それに比べて「浮田楽徳」は由緒正しい武家の出身、。
まぁ「短冊家」も「浮田楽徳」も素晴らしく、明治の日本に文化的には貢献大ですね、。

「浮田楽徳」というのも本名とは限らず、「浮田一蕙の子供」という考えから、「松庵」(可成)と同一人物ではないかと思ったのですが、松庵は明治21年に他界していました、。楽徳の他界は大正元年ですから、別人です、。二男・三男・甥っ子とも考えられますが、江戸時代というのは大名旗本といえど家督を相続したりという風に名前が残るのは長男だけで、それ以外は余程の事でもない限り名前は残りませんから判断は不能です、。

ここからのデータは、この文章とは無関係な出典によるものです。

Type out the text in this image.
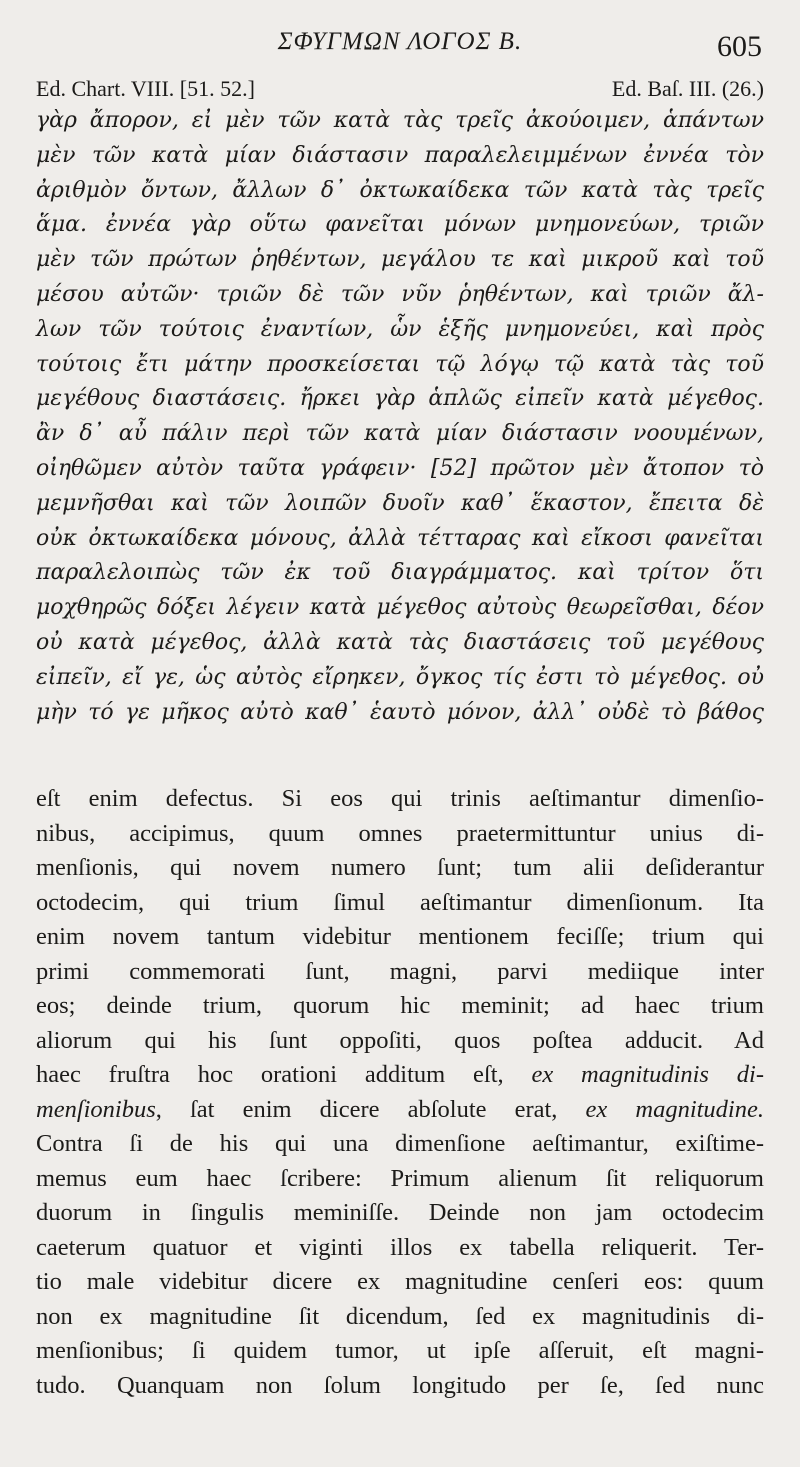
ΣΦΥΓΜΩΝ ΛΟΓΟΣ Β.	605
Ed. Chart. VIII. [51. 52.]	Ed. Baſ. III. (26.)
γὰρ ἄπορον, εἰ μὲν τῶν κατὰ τὰς τρεῖς ἀκούοιμεν, ἁπάντων
μὲν τῶν κατὰ μίαν διάστασιν παραλελειμμένων ἐννέα τὸν
ἀριθμὸν ὄντων, ἄλλων δ᾽ ὀκτωκαίδεκα τῶν κατὰ τὰς τρεῖς
ἅμα. ἐννέα γὰρ οὕτω φανεῖται μόνων μνημονεύων, τριῶν
μὲν τῶν πρώτων ῥηθέντων, μεγάλου τε καὶ μικροῦ καὶ τοῦ
μέσου αὐτῶν· τριῶν δὲ τῶν νῦν ῥηθέντων, καὶ τριῶν ἄλ-
λων τῶν τούτοις ἐναντίων, ὧν ἑξῆς μνημονεύει, καὶ πρὸς
τούτοις ἔτι μάτην προσκείσεται τῷ λόγῳ τῷ κατὰ τὰς τοῦ
μεγέθους διαστάσεις. ἤρκει γὰρ ἁπλῶς εἰπεῖν κατὰ μέγεθος.
ἂν δ᾽ αὖ πάλιν περὶ τῶν κατὰ μίαν διάστασιν νοουμένων,
οἰηθῶμεν αὐτὸν ταῦτα γράφειν· [52] πρῶτον μὲν ἄτοπον τὸ
μεμνῆσθαι καὶ τῶν λοιπῶν δυοῖν καθ᾽ ἕκαστον, ἔπειτα δὲ
οὐκ ὀκτωκαίδεκα μόνους, ἀλλὰ τέτταρας καὶ εἴκοσι φανεῖται
παραλελοιπὼς τῶν ἐκ τοῦ διαγράμματος. καὶ τρίτον ὅτι
μοχθηρῶς δόξει λέγειν κατὰ μέγεθος αὐτοὺς θεωρεῖσθαι, δέον
οὐ κατὰ μέγεθος, ἀλλὰ κατὰ τὰς διαστάσεις τοῦ μεγέθους
εἰπεῖν, εἴ γε, ὡς αὐτὸς εἴρηκεν, ὄγκος τίς ἐστι τὸ μέγεθος. οὐ
μὴν τό γε μῆκος αὐτὸ καθ᾽ ἑαυτὸ μόνον, ἀλλ᾽ οὐδὲ τὸ βάθος
eſt enim defectus. Si eos qui trinis aeſtimantur dimenſio-
nibus, accipimus, quum omnes praetermittuntur unius di-
menſionis, qui novem numero ſunt; tum alii deſiderantur
octodecim, qui trium ſimul aeſtimantur dimenſionum. Ita
enim novem tantum videbitur mentionem feciſſe; trium qui
primi commemorati ſunt, magni, parvi mediique inter
eos; deinde trium, quorum hic meminit; ad haec trium
aliorum qui his ſunt oppoſiti, quos poſtea adducit. Ad
haec fruſtra hoc orationi additum eſt, ex magnitudinis di-
menſionibus, ſat enim dicere abſolute erat, ex magnitudine.
Contra ſi de his qui una dimenſione aeſtimantur, exiſtime-
memus eum haec ſcribere: Primum alienum ſit reliquorum
duorum in ſingulis meminiſſe. Deinde non jam octodecim
caeterum quatuor et viginti illos ex tabella reliquerit. Ter-
tio male videbitur dicere ex magnitudine cenſeri eos: quum
non ex magnitudine ſit dicendum, ſed ex magnitudinis di-
menſionibus; ſi quidem tumor, ut ipſe aſſeruit, eſt magni-
tudo. Quanquam non ſolum longitudo per ſe, ſed nunc
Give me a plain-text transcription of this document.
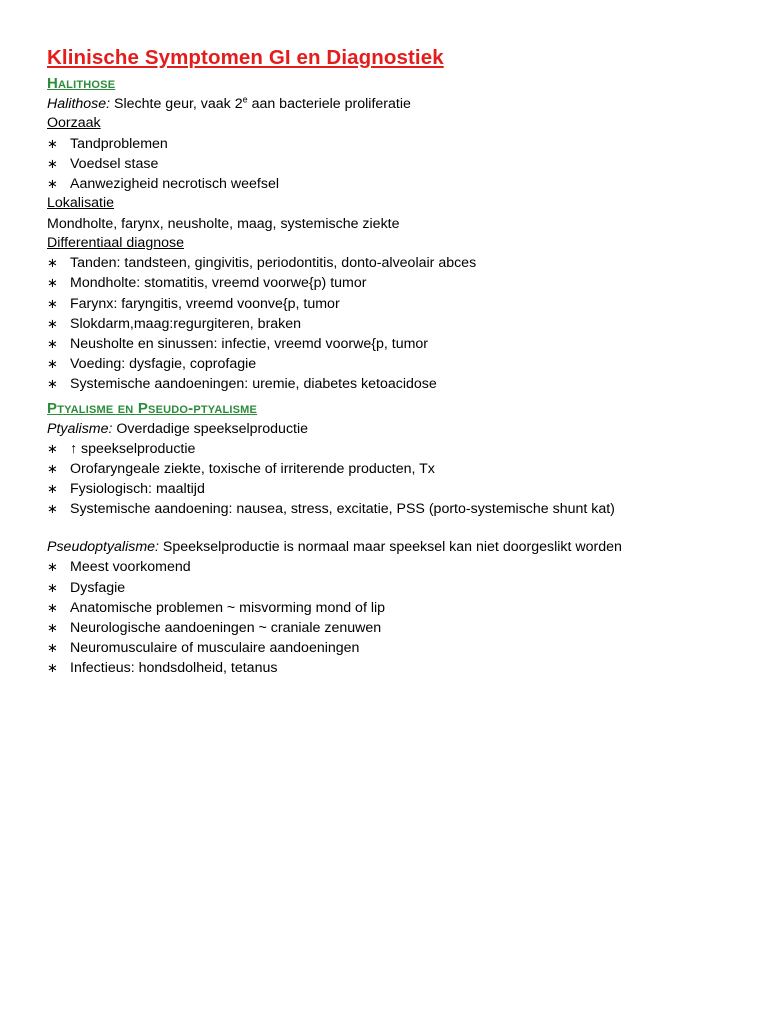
Klinische Symptomen GI en Diagnostiek
Halithose
Halithose: Slechte geur, vaak 2e aan bacteriele proliferatie
Oorzaak
∗ Tandproblemen
∗ Voedsel stase
∗ Aanwezigheid necrotisch weefsel
Lokalisatie
Mondholte, farynx, neusholte, maag, systemische ziekte
Differentiaal diagnose
∗ Tanden: tandsteen, gingivitis, periodontitis, donto-alveolair abces
∗ Mondholte: stomatitis, vreemd voorwe{p) tumor
∗ Farynx: faryngitis, vreemd voonve{p, tumor
∗ Slokdarm,maag:regurgiteren, braken
∗ Neusholte en sinussen: infectie, vreemd voorwe{p, tumor
∗ Voeding: dysfagie, coprofagie
∗ Systemische aandoeningen: uremie, diabetes ketoacidose
Ptyalisme en Pseudo-ptyalisme
Ptyalisme: Overdadige speekselproductie
∗ ↑ speekselproductie
∗ Orofaryngeale ziekte, toxische of irriterende producten, Tx
∗ Fysiologisch: maaltijd
∗ Systemische aandoening: nausea, stress, excitatie, PSS (porto-systemische shunt kat)
Pseudoptyalisme: Speekselproductie is normaal maar speeksel kan niet doorgeslikt worden
∗ Meest voorkomend
∗ Dysfagie
∗ Anatomische problemen ~ misvorming mond of lip
∗ Neurologische aandoeningen ~ craniale zenuwen
∗ Neuromusculaire of musculaire aandoeningen
∗ Infectieus: hondsdolheid, tetanus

同じ討幕運動派の「坂本竜馬」と「浮田一蕙」の関係は、と興味本位で考えましたが、坂本竜馬は死んだのは京都ですが、「桜田門外の変」の時には幕府寄りに身を置いていて土佐(高知県)に居り、土佐と江戸との往復で、京都は滅多に寄りませんでした、。時代がズレます、。「坂本竜馬」は「勝海舟」に心酔して師事し日本の海軍力の増強に力を入れる立場に居たのが、突然翻って討幕派になるのですねぇ、。

数スレッド前に京都の古地図を掲載して「東山」のことを書きましたが、今回も「東山の東に位置する琵琶湖の東の湖東焼」と「東山の西の山裾に窯を置いた楽焼」とが不思議な運命を辿ったことが分かりますね、。
「桜田門外の変」により他界した井伊直弼は彦根藩御庭焼に力を注いでいたのですが、その死後は「湖東焼」も閉窯し、湖東焼の陶工達は東山の西の京都・粟田口へ移り住み、湖東焼の陶工だった「瀬戸の陶工・幹山伝七(本名:加藤孝兵衛、)」率いる「幹山工場」の陶工として働き、明治政府の肝いりで外貨を稼ぐために輸出用の磁器製品を作ることになります、。討幕運動派の多い京都に明治政府の御用達工房を開き、近距離でお互いに「陶磁器」を製造したのですから皮肉なものですね、。


こうして見ると、我々「鉢数寄」が持っている「楽焼万年青鉢や蘭鉢、」も中学校時代にイヤイヤ勉強させられた「黒船来航」「安政の大獄」「桜田門外の変」などの出来事とまんざら無関係ではなく、えらく身近に感じるものですねぇ~、。

画像の鉢はエビアン所蔵の「浮田楽徳製波うさぎ紋蘭鉢」、。「鉢縁下」(はちべりした)と腰部分は「七宝繋紋」、胴部分は古典「因幡の白ウサギ」から題材をとった伝統紋様である「波うさぎ紋」、。静かで落ち着いた鉢です、。